Política
A declaração de Lula que esquentou o debate sobre o seu herdeiro político
Presidente faz aceno a Haddad, percebe ato falho e lista outros prováveis nomes para representar o seu legado a partir de 2030
BATANEWS/VEJA
O presidente Luiz Inácio Lula da Silva (PT), ao falar sobre quem poderia ser o herdeiro do seu legado político durante a convenção nacional do PT na zona norte de São Paulo no último domingo, 2, deixou mais dúvidas e desconfortos do que jogou luz sobre um dos assuntos que mais desafiam o futuro do petismo.
Durante o evento, Lula citou o ex-ministro Fernando Haddad primeiro como o seu sucessor. “Qual é o país do futuro que eu vou lhe entregar quando você, Haddad, depois de governar São Paulo por oito anos, quiser ser presidente da República? “, disse.
Tão logo percebeu o ato falho, Lula emendou, acenando para outros petistas presentes, como o governador do Piauí, Rafael Fonteles, e o ex-governador do Ceará Camilo Santana, também seu ex-ministro. “Ou você, Rafael? Quem sabe sai do Piauí o próximo? Ou quem sabe do Ceará. Ou quem sabe de Pernambuco. De algum lugar vai sair. E da Bahia? Essa eleição de agora é para definir que país a gente vai deixar do ponto de vista das coisas que ainda não fizemos”, afirmou.
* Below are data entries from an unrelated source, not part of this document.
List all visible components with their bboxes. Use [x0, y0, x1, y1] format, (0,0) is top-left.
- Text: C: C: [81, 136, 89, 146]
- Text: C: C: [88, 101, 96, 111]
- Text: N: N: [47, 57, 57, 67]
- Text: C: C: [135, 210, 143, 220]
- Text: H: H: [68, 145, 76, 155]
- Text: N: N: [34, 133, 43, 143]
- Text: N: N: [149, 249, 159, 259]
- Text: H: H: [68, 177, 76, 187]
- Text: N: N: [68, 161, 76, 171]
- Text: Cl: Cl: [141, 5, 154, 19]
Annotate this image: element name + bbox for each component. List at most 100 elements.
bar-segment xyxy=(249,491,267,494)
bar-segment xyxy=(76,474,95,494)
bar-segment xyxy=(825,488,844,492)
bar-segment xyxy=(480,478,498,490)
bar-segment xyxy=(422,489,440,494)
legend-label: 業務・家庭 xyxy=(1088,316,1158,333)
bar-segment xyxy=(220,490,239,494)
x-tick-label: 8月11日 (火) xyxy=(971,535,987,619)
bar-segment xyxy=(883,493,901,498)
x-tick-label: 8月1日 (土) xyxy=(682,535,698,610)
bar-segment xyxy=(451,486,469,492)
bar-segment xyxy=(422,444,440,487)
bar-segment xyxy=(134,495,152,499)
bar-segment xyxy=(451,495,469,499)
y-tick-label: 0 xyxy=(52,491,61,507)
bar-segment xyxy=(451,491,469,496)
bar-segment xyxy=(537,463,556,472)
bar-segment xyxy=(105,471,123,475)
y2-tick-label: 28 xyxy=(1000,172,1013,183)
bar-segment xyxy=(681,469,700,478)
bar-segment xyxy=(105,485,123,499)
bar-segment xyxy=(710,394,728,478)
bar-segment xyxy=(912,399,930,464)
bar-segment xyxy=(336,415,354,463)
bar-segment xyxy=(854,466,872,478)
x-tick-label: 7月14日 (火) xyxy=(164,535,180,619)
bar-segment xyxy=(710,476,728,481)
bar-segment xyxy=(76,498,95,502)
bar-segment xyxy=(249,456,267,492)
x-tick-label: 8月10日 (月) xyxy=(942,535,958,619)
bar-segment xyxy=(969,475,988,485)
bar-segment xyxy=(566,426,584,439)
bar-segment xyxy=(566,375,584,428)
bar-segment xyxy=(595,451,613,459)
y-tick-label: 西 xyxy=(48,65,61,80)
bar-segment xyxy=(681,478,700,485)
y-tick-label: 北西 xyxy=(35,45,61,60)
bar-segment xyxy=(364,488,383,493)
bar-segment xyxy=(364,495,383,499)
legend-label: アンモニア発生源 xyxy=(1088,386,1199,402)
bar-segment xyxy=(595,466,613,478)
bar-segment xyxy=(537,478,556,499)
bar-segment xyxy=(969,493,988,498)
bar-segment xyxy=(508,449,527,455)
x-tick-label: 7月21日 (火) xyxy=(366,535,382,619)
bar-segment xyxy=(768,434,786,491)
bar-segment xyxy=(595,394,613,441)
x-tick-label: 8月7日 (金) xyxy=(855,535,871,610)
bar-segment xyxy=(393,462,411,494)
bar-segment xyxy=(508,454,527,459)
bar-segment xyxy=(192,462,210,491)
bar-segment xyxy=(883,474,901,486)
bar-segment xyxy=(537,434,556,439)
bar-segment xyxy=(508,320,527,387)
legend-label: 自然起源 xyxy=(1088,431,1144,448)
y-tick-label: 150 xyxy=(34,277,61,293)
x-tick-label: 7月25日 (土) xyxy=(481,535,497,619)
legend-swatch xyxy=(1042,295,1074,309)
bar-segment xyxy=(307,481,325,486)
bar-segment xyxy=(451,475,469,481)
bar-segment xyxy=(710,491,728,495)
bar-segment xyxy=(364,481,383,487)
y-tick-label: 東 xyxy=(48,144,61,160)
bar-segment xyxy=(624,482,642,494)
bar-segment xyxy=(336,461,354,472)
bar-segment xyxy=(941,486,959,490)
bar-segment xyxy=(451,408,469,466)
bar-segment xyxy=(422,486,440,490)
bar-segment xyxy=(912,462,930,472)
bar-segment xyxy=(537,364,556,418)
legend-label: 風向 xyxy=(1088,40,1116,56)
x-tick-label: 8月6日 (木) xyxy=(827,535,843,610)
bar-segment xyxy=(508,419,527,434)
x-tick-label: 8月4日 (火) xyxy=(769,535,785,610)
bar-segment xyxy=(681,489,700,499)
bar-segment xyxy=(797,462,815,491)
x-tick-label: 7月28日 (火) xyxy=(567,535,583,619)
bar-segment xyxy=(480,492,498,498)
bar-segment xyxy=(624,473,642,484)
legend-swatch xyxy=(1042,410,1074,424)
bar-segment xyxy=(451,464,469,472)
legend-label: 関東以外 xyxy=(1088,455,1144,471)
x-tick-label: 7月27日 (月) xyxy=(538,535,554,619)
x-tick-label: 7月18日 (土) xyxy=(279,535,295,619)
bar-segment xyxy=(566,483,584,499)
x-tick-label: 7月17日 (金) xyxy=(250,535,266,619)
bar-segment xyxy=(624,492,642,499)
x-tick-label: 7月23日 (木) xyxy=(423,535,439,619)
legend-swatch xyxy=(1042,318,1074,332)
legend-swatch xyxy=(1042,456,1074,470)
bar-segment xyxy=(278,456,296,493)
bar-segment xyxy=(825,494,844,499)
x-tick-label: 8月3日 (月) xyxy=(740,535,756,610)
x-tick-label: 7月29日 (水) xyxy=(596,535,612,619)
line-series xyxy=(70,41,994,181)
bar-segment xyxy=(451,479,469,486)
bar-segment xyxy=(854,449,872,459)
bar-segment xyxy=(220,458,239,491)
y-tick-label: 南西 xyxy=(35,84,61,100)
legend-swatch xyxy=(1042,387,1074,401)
Outros sinais também deixaram claro que Lula pode priorizar Haddad como seu herdeiro. O ex-ministro, pré-candidato ao governo de São Paulo, foi o único a se sentar na primeira fileira, ao lado do vice-presidente Geraldo Alckmin e do presidente do PT, Edinho Silva, além das primeiras-damas. Também foi o único a discursar além de Lula, Edinho, Alckmin e Janja.
As polêmicas de Jair Bolsonaro na prisão domiciliar
Também soa positivamente para Haddad o fato de Lula ter escolhido São Paulo para lançar o seu nome não só uma, mas duas vezes — além da convenção do último domingo, ele fará no dia 16 de agosto o início da sua campanha no estádio da Vila Euclides, em São Bernardo do Campo, local histórico do município do Grande ABC onde ele liderou lotadas assembleias de operários que desafiaram a ditadura militar entre o final dos anos 1970 e início dos anos 1980.
O aceno prioritário de Lula a Haddad tem, no entanto, um problema. Se Haddad vencer a eleição em São Paulo e ficar realmente os oito anos no cargo sugeridos pelo presidente, quem seria o candidato ao Palácio do Planalto em 2030, quando Lula não poderá mais ser candidato?
Se Haddad perder a eleição, no entanto — o que hoje parece mais provável, já que ele está bem atrás do atual governador, Tarcísio de Freitas (Republicanos) –, aí sim ele poderia ser o candidato em 2030. Seria a segunda vez que Haddad tentaria o posto, já que ele foi escolhido por Lula para ser candidato em 2018 quando o então ex-presidente estava preso em Curitiba pela Operação Lava-Jato. Haddad conseguiu ir ao segundo turno, mas foi derrotado por Jair Bolsonaro.
Outros nomes
Além de Camilo Santana e Rafael Fonteles, também citados por Lula, o PT tem outros nomes que correm por fora para ser o sucessor de Lula em 2030, como a deputada, ex-ministra e ex-presidente do partido, Gleisi Hoffmann — isso depende de ela sair ou não vitoriosa na eleição ao Senado pelo Paraná que irá disputar este ano. Outro nome que já foi cogitado é o ex-ministro da Casa Civil Rui Costa, que em outubro também tentará uma vaga ao Senado pela Bahia.
Opção de fora do PT para suceder Lula?
Para 2030, caso Haddad tenha sido eleito em São Paulo, outra probabilidade aventada nos bastidores é Geraldo Alckmin, que virou um fiel escudeiro de Lula no governo, vem ganhando bastante protagonismo no relacionamento com o setor produtivo durante a crise do tarifaço e tem o apoio do PSB, hoje o maior partido aliado ao petismo.